Here’s an easy way to restore your preferences easily in case you have to delete your preferences. After you get preferences set up the way you want, and before a problem happens, just create a .zip archive of your preferences. Whether you use Mac OS X or Windows this is easy and just takes a second.

First, find the preferences file you want to preserve.
Then, on Mac OS X, select the file and choose File > Create Archive Of (the filename).
On Windows, right-click the file and choose Send to > Compressed (Zipped) Folder.

You can just leave the zip archive next to the original preferences file because the program that uses that file will ignore it if it has the .zip filename extension instead of its normal one. Because the zip archive is created in the same location with a nearly identical filename, you don’t have to fish it out of a backup somewhere; it’s already in the right place.

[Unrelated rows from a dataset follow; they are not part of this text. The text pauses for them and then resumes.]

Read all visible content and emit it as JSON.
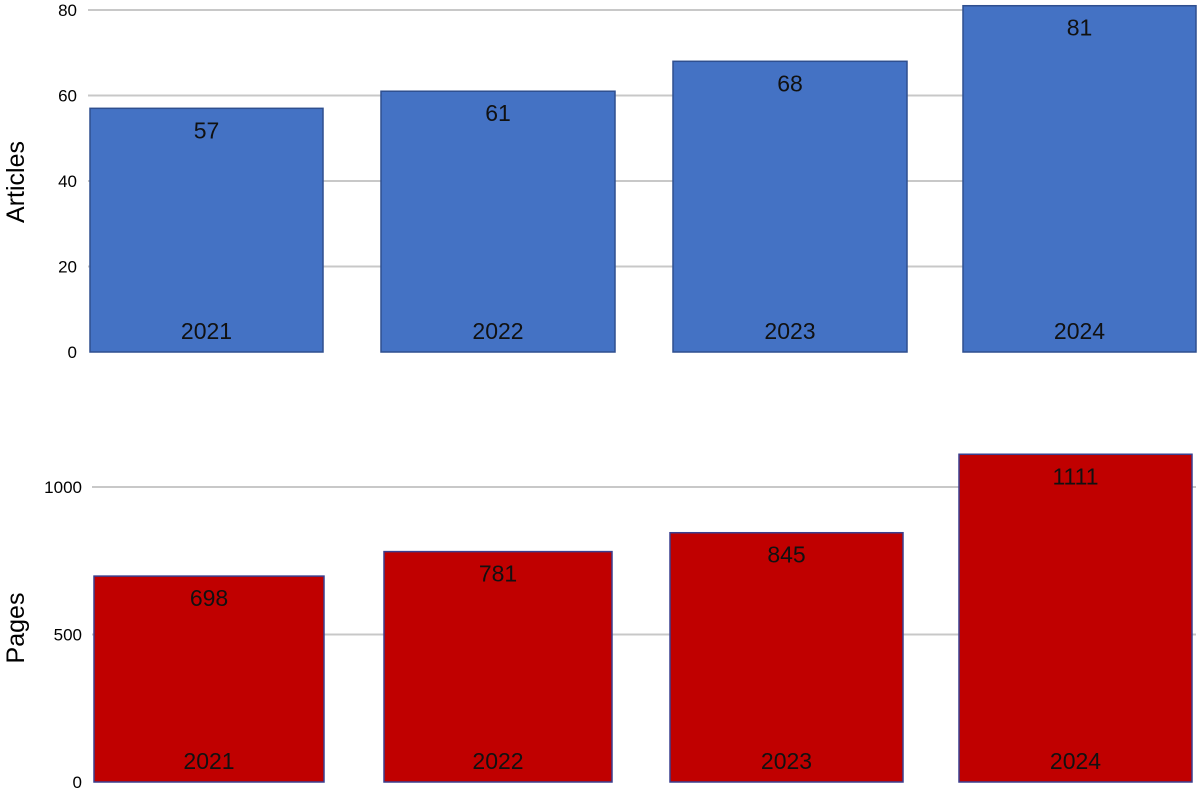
{
  "chart_data": [
    {
      "type": "bar",
      "categories": [
        "2021",
        "2022",
        "2023",
        "2024"
      ],
      "values": [
        57,
        61,
        68,
        81
      ],
      "title": "",
      "xlabel": "",
      "ylabel": "Articles",
      "ylim": [
        0,
        80
      ],
      "yticks": [
        "0",
        "20",
        "40",
        "60",
        "80"
      ],
      "color": "#4472c4",
      "edge_color": "#2f4f8f",
      "grid": true
    },
    {
      "type": "bar",
      "categories": [
        "2021",
        "2022",
        "2023",
        "2024"
      ],
      "values": [
        698,
        781,
        845,
        1111
      ],
      "title": "",
      "xlabel": "",
      "ylabel": "Pages",
      "ylim": [
        0,
        1000
      ],
      "yticks": [
        "0",
        "500",
        "1000"
      ],
      "color": "#c00000",
      "edge_color": "#3a3f8f",
      "grid": true
    }
  ]
}
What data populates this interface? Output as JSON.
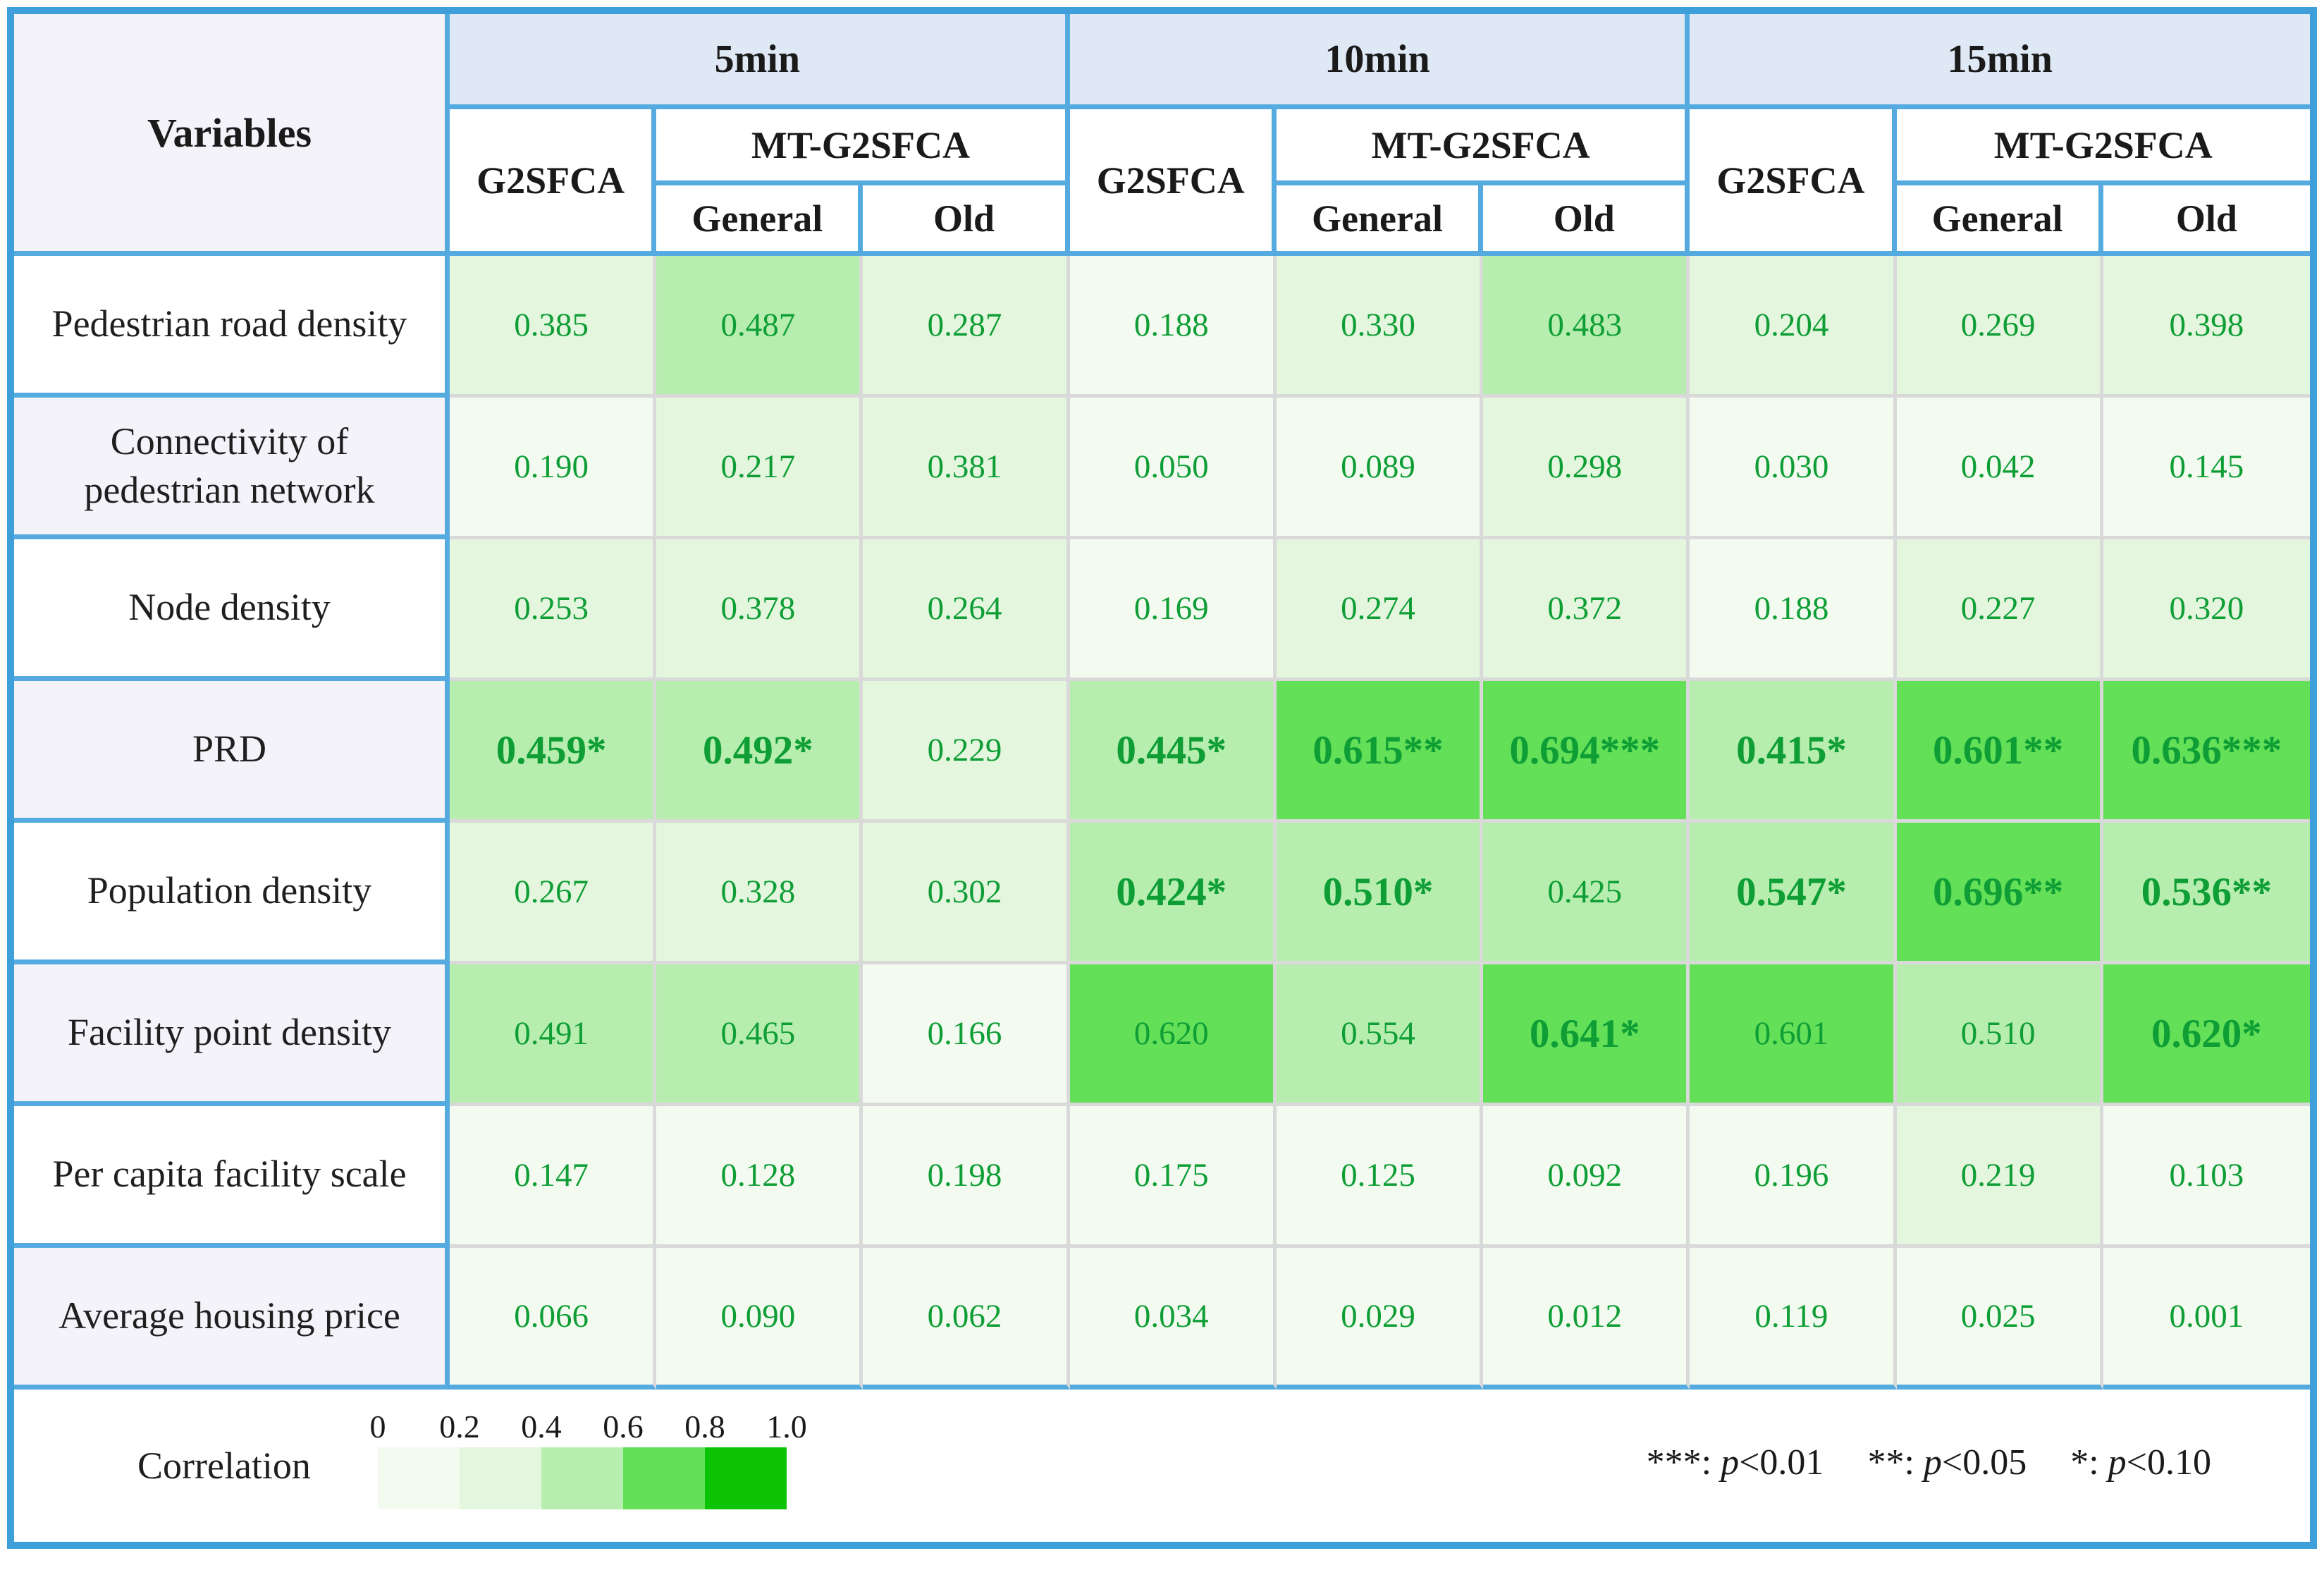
{
  "table": {
    "header": {
      "variables": "Variables",
      "groups": [
        "5min",
        "10min",
        "15min"
      ],
      "g2sfca": "G2SFCA",
      "mt": "MT-G2SFCA",
      "general": "General",
      "old": "Old"
    },
    "rows": [
      {
        "label": "Pedestrian road density",
        "values": [
          "0.385",
          "0.487",
          "0.287",
          "0.188",
          "0.330",
          "0.483",
          "0.204",
          "0.269",
          "0.398"
        ]
      },
      {
        "label": "Connectivity of pedestrian network",
        "values": [
          "0.190",
          "0.217",
          "0.381",
          "0.050",
          "0.089",
          "0.298",
          "0.030",
          "0.042",
          "0.145"
        ]
      },
      {
        "label": "Node density",
        "values": [
          "0.253",
          "0.378",
          "0.264",
          "0.169",
          "0.274",
          "0.372",
          "0.188",
          "0.227",
          "0.320"
        ]
      },
      {
        "label": "PRD",
        "values": [
          "0.459*",
          "0.492*",
          "0.229",
          "0.445*",
          "0.615**",
          "0.694***",
          "0.415*",
          "0.601**",
          "0.636***"
        ]
      },
      {
        "label": "Population density",
        "values": [
          "0.267",
          "0.328",
          "0.302",
          "0.424*",
          "0.510*",
          "0.425",
          "0.547*",
          "0.696**",
          "0.536**"
        ]
      },
      {
        "label": "Facility point density",
        "values": [
          "0.491",
          "0.465",
          "0.166",
          "0.620",
          "0.554",
          "0.641*",
          "0.601",
          "0.510",
          "0.620*"
        ]
      },
      {
        "label": "Per capita facility scale",
        "values": [
          "0.147",
          "0.128",
          "0.198",
          "0.175",
          "0.125",
          "0.092",
          "0.196",
          "0.219",
          "0.103"
        ]
      },
      {
        "label": "Average housing price",
        "values": [
          "0.066",
          "0.090",
          "0.062",
          "0.034",
          "0.029",
          "0.012",
          "0.119",
          "0.025",
          "0.001"
        ]
      }
    ]
  },
  "footer": {
    "legend_label": "Correlation",
    "legend_ticks": [
      "0",
      "0.2",
      "0.4",
      "0.6",
      "0.8",
      "1.0"
    ],
    "p_symbol": "p",
    "notes": [
      {
        "stars": "***: ",
        "rel": "<0.01"
      },
      {
        "stars": "**: ",
        "rel": "<0.05"
      },
      {
        "stars": "*: ",
        "rel": "<0.10"
      }
    ]
  },
  "colors": {
    "buckets": [
      "#f3fbf0",
      "#e4f6de",
      "#b7eeaf",
      "#63df58",
      "#0cc405"
    ],
    "blue_border": "#55abe0",
    "outer_border": "#3f9fda",
    "band_bg": "#dfe9f6",
    "lavender_bg": "#f4f3fa",
    "grid_line": "#d9d9d9",
    "value_green": "#0e9e35"
  },
  "chart_data": {
    "type": "heatmap",
    "title": "Correlation of variables with accessibility (G2SFCA vs MT-G2SFCA) at 5/10/15 min",
    "row_labels": [
      "Pedestrian road density",
      "Connectivity of pedestrian network",
      "Node density",
      "PRD",
      "Population density",
      "Facility point density",
      "Per capita facility scale",
      "Average housing price"
    ],
    "column_groups": [
      "5min",
      "10min",
      "15min"
    ],
    "columns": [
      "5min G2SFCA",
      "5min MT-G2SFCA General",
      "5min MT-G2SFCA Old",
      "10min G2SFCA",
      "10min MT-G2SFCA General",
      "10min MT-G2SFCA Old",
      "15min G2SFCA",
      "15min MT-G2SFCA General",
      "15min MT-G2SFCA Old"
    ],
    "values": [
      [
        0.385,
        0.487,
        0.287,
        0.188,
        0.33,
        0.483,
        0.204,
        0.269,
        0.398
      ],
      [
        0.19,
        0.217,
        0.381,
        0.05,
        0.089,
        0.298,
        0.03,
        0.042,
        0.145
      ],
      [
        0.253,
        0.378,
        0.264,
        0.169,
        0.274,
        0.372,
        0.188,
        0.227,
        0.32
      ],
      [
        0.459,
        0.492,
        0.229,
        0.445,
        0.615,
        0.694,
        0.415,
        0.601,
        0.636
      ],
      [
        0.267,
        0.328,
        0.302,
        0.424,
        0.51,
        0.425,
        0.547,
        0.696,
        0.536
      ],
      [
        0.491,
        0.465,
        0.166,
        0.62,
        0.554,
        0.641,
        0.601,
        0.51,
        0.62
      ],
      [
        0.147,
        0.128,
        0.198,
        0.175,
        0.125,
        0.092,
        0.196,
        0.219,
        0.103
      ],
      [
        0.066,
        0.09,
        0.062,
        0.034,
        0.029,
        0.012,
        0.119,
        0.025,
        0.001
      ]
    ],
    "significance": [
      [
        "",
        "",
        "",
        "",
        "",
        "",
        "",
        "",
        ""
      ],
      [
        "",
        "",
        "",
        "",
        "",
        "",
        "",
        "",
        ""
      ],
      [
        "",
        "",
        "",
        "",
        "",
        "",
        "",
        "",
        ""
      ],
      [
        "*",
        "*",
        "",
        "*",
        "**",
        "***",
        "*",
        "**",
        "***"
      ],
      [
        "",
        "",
        "",
        "*",
        "*",
        "",
        "*",
        "**",
        "**"
      ],
      [
        "",
        "",
        "",
        "",
        "",
        "*",
        "",
        "",
        "*"
      ],
      [
        "",
        "",
        "",
        "",
        "",
        "",
        "",
        "",
        ""
      ],
      [
        "",
        "",
        "",
        "",
        "",
        "",
        "",
        "",
        ""
      ]
    ],
    "color_scale": {
      "label": "Correlation",
      "range": [
        0,
        1.0
      ],
      "ticks": [
        0,
        0.2,
        0.4,
        0.6,
        0.8,
        1.0
      ],
      "colors": [
        "#f3fbf0",
        "#e4f6de",
        "#b7eeaf",
        "#63df58",
        "#0cc405"
      ]
    },
    "notes": [
      "***: p<0.01",
      "**: p<0.05",
      "*: p<0.10"
    ],
    "legend_position": "bottom-left",
    "grid": true
  }
}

When you have a problem that requires deleting preferences, delete the actual preferences file and then simply extract the backup preferences from the zip archive by double-clicking it. On Mac OS X, the file appears in the same place you zipped it, which should already be the right place if you zipped it in its proper folder location. On Windows, you may have to go through the extra step of dragging it out of the containing folder that the Extraction Wizard creates and then deleting that extraction folder. On either OS, the zip archive remains in place so you can easily extract the backup again in case you have another problem in the future.

Some applications have entire folders of preferences, or additional folders in the Application Support folder on Mac OS X or the Common Files folder in Windows. If those folders contain presets or other files that can’t be reinstalled from the original disks because they’re unique to you, it can be a good idea to back those up in place too.

Spotlight: Speed search term entry by abbreviating

If you’ve used both Spotlight and one of the third-party file indexers/launchers that came before it, like LaunchBar or QuickSilver, you know that entering a search takes a little more effort in Spotlight. LaunchBar and QuickSilver can find a file using very short abbreviations, they learn which abbreviations you prefer, and they interpret abbreviations very intelligently. For example, LaunchBar knows that if I type “wrd” I want my network location named “Linksys Wired”. Spotlight can’t do that because it only abbreviates starting from the beginning of the search term; it won’t find an abbreviation that doesn’t match the beginning of the term. (On a side note, Spotlight also can’t bring up network locations. I wish it would.)

However, Spotlight will find matches starting from the beginning of each word, and it doesn’t necessarily need the whole word. If I want to find “meeting minutes,” I only have to enter “mee mi” and they’ll be found.

I think this is important to mention because some people think you have to type the entire search term from the beginning, but you don’t have to. Just the beginning of each word can be enough, and taking advantage of this shortcut can make Spotlight search term entry significantly faster and more convenient.